L’enjeu, bien entendu, n’est pas seulement esthétique, et ce qui fait l’intérêt et le charme de cet essai provient de la lecture politique que Jacques Rancière propose d’ouvrages (surtout anglais) sur l’art des jardins et de poèmes qui exaltent la Révolution française. Il analyse la peinture de Thomas Gainsborough, mêlant aristocrates et paysans, et Le Prélude de Wordsworth, mais aussi la démarche des improvers comme le célèbre Capability Brown, qui transforment brutalement les vastes domaines de la noblesse au détriment des commons populaires et des droits d’usage de la petite paysannerie. Il revient sur la théorie esthétique de Burke qui oppose la courbe « moelleuse » (« smooth ») et ondulante des sociétés harmonieuses à l’ordonnancement rationnel et autoritaire des jardins « à la française ». Il met surtout en vedette les théoriciens anglais du pittoresque (à la fois dans les tableaux et dans le spectacle de la nature elle-même), comme Uvedale Price et Richard Payne Knight.
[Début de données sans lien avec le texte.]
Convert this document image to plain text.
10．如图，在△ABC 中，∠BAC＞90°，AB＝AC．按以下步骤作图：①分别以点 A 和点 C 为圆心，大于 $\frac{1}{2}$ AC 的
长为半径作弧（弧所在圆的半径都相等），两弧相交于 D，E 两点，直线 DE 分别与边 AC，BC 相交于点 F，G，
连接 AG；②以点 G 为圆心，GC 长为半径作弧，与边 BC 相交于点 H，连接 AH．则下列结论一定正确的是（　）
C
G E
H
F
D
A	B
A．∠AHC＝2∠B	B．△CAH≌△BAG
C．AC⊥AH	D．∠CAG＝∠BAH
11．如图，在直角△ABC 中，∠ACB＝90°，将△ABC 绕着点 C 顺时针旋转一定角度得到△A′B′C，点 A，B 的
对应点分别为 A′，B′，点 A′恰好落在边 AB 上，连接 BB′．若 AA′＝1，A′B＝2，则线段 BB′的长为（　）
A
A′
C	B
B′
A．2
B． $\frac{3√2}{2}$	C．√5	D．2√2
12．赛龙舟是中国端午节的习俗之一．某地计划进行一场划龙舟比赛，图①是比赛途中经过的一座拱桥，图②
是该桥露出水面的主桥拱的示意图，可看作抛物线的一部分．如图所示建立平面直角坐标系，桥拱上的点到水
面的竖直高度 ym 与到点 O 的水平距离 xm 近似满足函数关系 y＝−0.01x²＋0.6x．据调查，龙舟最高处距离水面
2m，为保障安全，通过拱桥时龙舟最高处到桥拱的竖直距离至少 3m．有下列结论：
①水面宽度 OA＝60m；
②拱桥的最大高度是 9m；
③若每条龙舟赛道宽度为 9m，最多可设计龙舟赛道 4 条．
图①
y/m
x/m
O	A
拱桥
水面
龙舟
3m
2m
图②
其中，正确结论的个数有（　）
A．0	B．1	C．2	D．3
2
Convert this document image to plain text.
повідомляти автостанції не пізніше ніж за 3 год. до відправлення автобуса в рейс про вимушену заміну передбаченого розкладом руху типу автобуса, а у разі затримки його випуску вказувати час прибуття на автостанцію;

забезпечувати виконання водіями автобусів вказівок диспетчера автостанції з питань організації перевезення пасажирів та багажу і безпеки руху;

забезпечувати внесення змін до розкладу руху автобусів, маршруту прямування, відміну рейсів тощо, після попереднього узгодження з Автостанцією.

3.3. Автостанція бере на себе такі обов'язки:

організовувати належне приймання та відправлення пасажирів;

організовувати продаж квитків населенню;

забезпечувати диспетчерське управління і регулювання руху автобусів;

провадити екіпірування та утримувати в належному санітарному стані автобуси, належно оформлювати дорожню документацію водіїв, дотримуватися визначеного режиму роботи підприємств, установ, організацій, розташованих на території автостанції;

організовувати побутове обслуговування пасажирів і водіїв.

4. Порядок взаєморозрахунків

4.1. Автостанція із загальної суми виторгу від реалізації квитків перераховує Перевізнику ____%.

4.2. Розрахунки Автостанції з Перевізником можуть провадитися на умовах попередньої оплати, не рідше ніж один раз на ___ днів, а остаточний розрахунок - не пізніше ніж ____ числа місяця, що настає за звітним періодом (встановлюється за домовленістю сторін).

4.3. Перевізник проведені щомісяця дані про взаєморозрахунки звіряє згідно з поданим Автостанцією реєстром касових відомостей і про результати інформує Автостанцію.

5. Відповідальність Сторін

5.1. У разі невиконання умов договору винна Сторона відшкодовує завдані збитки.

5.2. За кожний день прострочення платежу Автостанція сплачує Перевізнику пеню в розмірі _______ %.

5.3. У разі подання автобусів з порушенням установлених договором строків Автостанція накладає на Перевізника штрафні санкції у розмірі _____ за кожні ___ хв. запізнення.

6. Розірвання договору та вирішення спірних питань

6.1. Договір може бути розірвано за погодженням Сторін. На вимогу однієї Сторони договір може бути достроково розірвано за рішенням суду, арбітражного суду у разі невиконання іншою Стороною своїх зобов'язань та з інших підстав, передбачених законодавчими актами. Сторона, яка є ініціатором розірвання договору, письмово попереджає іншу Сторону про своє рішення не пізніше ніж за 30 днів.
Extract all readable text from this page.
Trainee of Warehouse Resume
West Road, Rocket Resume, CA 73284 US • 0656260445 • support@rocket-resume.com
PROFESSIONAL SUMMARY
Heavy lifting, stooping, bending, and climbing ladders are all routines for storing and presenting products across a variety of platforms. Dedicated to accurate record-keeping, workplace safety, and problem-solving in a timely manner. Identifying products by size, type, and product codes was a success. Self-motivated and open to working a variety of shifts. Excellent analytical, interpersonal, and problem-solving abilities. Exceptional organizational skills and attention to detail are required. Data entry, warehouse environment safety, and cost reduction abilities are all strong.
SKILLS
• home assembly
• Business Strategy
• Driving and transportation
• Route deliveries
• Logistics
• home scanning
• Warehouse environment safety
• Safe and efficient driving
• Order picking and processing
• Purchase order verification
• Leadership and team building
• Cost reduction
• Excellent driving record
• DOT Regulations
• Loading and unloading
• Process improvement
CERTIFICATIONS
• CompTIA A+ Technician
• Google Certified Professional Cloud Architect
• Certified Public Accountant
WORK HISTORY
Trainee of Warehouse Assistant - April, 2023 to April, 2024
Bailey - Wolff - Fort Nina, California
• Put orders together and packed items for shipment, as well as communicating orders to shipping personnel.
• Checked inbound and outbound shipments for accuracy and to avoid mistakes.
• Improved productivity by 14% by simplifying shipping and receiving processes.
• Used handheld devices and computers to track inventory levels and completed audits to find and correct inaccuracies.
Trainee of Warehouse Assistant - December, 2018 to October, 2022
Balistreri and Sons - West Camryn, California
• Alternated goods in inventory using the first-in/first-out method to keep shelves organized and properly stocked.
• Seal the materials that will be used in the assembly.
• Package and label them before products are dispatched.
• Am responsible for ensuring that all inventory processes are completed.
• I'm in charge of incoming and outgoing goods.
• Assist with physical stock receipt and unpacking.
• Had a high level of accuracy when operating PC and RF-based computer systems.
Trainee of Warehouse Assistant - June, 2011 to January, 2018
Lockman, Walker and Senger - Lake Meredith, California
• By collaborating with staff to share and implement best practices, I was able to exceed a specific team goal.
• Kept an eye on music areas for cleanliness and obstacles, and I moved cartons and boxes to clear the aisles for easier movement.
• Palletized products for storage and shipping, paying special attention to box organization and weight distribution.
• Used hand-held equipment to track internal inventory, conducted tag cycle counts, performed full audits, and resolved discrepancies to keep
Jacques Rancière, Le temps du paysage. Aux origines de la révolution esthétique

« Vue du parc de Méréville », d’Hubert Robert (fin XVIIIe siècle)

Est-ce la nature ou le regard que l’on porte sur elle qui donne cette expérience sublime de la liberté proche de celle que procurent de leur côté les événements politiques ? La question demeure sans réponse tranchée. Quel est l’élément commun entre les scènes pittoresques que peut offrir la nature elle-même, en Cornouaille ou dans le Lake District, les paysages des tableaux avec leurs « scènes rustiques », et les mouvements populaires qui, à la même époque, ébranlent les sociétés et enthousiasment certains poètes et philosophes ? C’est la faculté mystérieuse de l’imagination, qui, en jouant avec le visible et ses limites, en combinant les éléments, l’ombre et la lumière, l’infini et le concret, invite en fait à aller au-delà de ce visible, à oser sortir de sa condition. « Elle procure, écrit Jacques Rancière, un sentiment d’élévation qui arrache l’homme à sa condition ordinaire. » Par un paradoxe qui est bien digne du promeneur de Königsberg, c’est la solitude qui nourrit le sentiment de liberté, le génie des lieux rejoint l’esprit des lois.

Malheureusement, l’histoire ne s’arrête pas là. Dans un très panoramique épilogue, Jacques Rancière montre que cette promotion discrète de l’art des jardins n’a été qu’une parenthèse, qui se referme avec Hegel, peu sensible à la beauté naturelle, et qui considère que l’art comme expression médiatisée de l’esprit est proche de sa fin : « architecture, ordre, régularité, symétrie, tous les principes autoritaires dont un siècle d’art des jardins et d’enthousiasme pour la nature avait voulu se libérer sont méthodiquement restaurés par Hegel ». Et c’est pour consolider le rapprochement entre peinture du paysage et expérience de la nature que Jacques Rancière introduit la notion encore incertaine de « non-art ».